Reddito soggetto a “flat tax incrementale” (15%) 120.000 – 4.000 = 116.000 -> 40.000 (limite massimo) Tassazione pari ad € 6.000 in luogo di € 18.000

Reddito che confluisce nel reddito complessivo (con aliquote ordinarie IRPEF) 200.000 – 40.000 = 160.000

Redditi esclusi dal beneficio

Si ritiene che siano esclusi dal regime agevolativo:
– i redditi delle società di persone, imputati ai soci in ragione del principio di “trasparenza”;
– i redditi delle società di capitali, imputati ai soci a seguito dell’esercizio dell’opzione per la trasparenza fiscale delle società a ristretta base proprietaria;
– i redditi di cui all’articolo 53, comma 1, del TUIR, derivanti dall’esercizio di arti e professioni in forma associata di cui alla lettera c) del comma 3 dell’articolo 5 del TUIR, imputati ai singoli associati.
L’accesso al beneficio fiscale in esame è precluso, inoltre, a coloro che, per l’anno d’imposta 2023, applicano il regime forfetario di cui alla legge n. 190 del 2014. Può, tuttavia, accedere al regime agevolativo (al ricorrere dei requisiti previsti dalla relativa norma introduttiva) il contribuente che decada dal regime forfetario in corso d’anno, laddove i ricavi o i compensi percepiti siano di ammontare superiore a 100.000 euro. In tale ipotesi, infatti, questi è tenuto a determinare il reddito con le modalità ordinarie per l’intero anno d’imposta 2023.

Tassazione energia fotovoltaica venduta

L’Agenzia delle Entrate, con circolari 46/2007 e 36E/2013, ha chiarito che anche per i soggetti che possiedono “privatamente” (al di fuori dell’esercizio dell’attività imprenditoriale) un impianto fotovoltaico vanno tassati ai fini IRPEF i proventi derivanti dall’energia prodotta in eccesso rispetto alle proprie esigenze e venduta alla rete.

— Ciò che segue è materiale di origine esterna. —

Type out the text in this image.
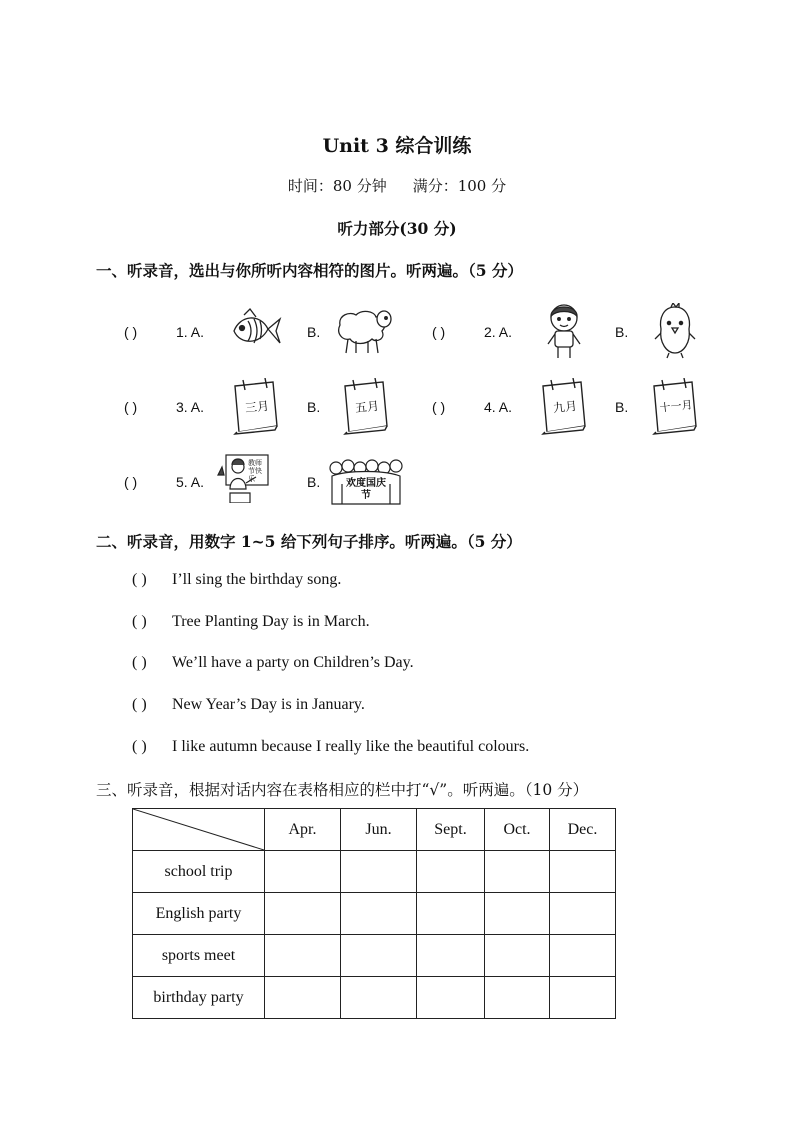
Unit 3 综合训练
时间：80 分钟 满分：100 分
听力部分(30 分)
一、听录音，选出与你所听内容相符的图片。听两遍。（5 分）
( )	1. A.	B.	( )	2. A.	B.
( )	3. A.	三月	B.	五月	( )	4. A.	九月	B.	十一月
( )	5. A.
教师节快乐	B.	欢度国庆节
二、听录音，用数字 1~5 给下列句子排序。听两遍。（5 分）
( ) I’ll sing the birthday song.
( ) Tree Planting Day is in March.
( ) We’ll have a party on Children’s Day.
( ) New Year’s Day is in January.
( ) I like autumn because I really like the beautiful colours.
三、听录音，根据对话内容在表格相应的栏中打“√”。听两遍。（10 分）
	Apr.	Jun.	Sept.	Oct.	Dec.
school trip					
English party					
sports meet					
birthday party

Si riportano le istruzioni da seguire per tali soggetti, mentre devono seguire le regole per la determinazione del reddito d’impresa coloro ce hanno realizzato o acquistato l’impianto tramite la propria partita iva.

Come dichiarare correttamente

Tali proventi rientrano tra i redditi diversi, nello specifico come redditi da attività commerciale non esercitata abitualmente. La loro liquidazione avviene indicando tali ricavi:
  • al rigo D5 codice 1 se si presenta il modello 730;
  • al rigo RL14 se si presenta il modello UNICO.

La Certificazione delle eccedenze vendute

Per dichiarare le vendite effettuate va consegnata allo Studio la relativa certificazione scaricabile dal portale del GSE seguendo l’apposita procedura.

I passaggi per scaricare dal sito GSE la certificazione delle eccedenze ricevute per l’anno di riferimento sono i seguenti:

  • accedere all’area riservata Clienti GSE
  • Servizi
  • servizio di Scambio sul posto e accedere al portale dedicato
  • Selezionare “Comunicazioni”/”Ricerca” ed effettuare il download

Costo impianto indeducibile

Come chiarito dalla circolare 46/2007, il costo relativo all’acquisto o realizzazione dell’impianto non può essere considerato come spesa specificamente inerente alla produzione del suddetto reddito, atteso che l’impianto è utilizzato prevalentemente per i bisogni energetici dell’utente e che solo marginalmente procede reddito imponibile attraverso la cessione dell’energia eventualmente prodotta in eccesso.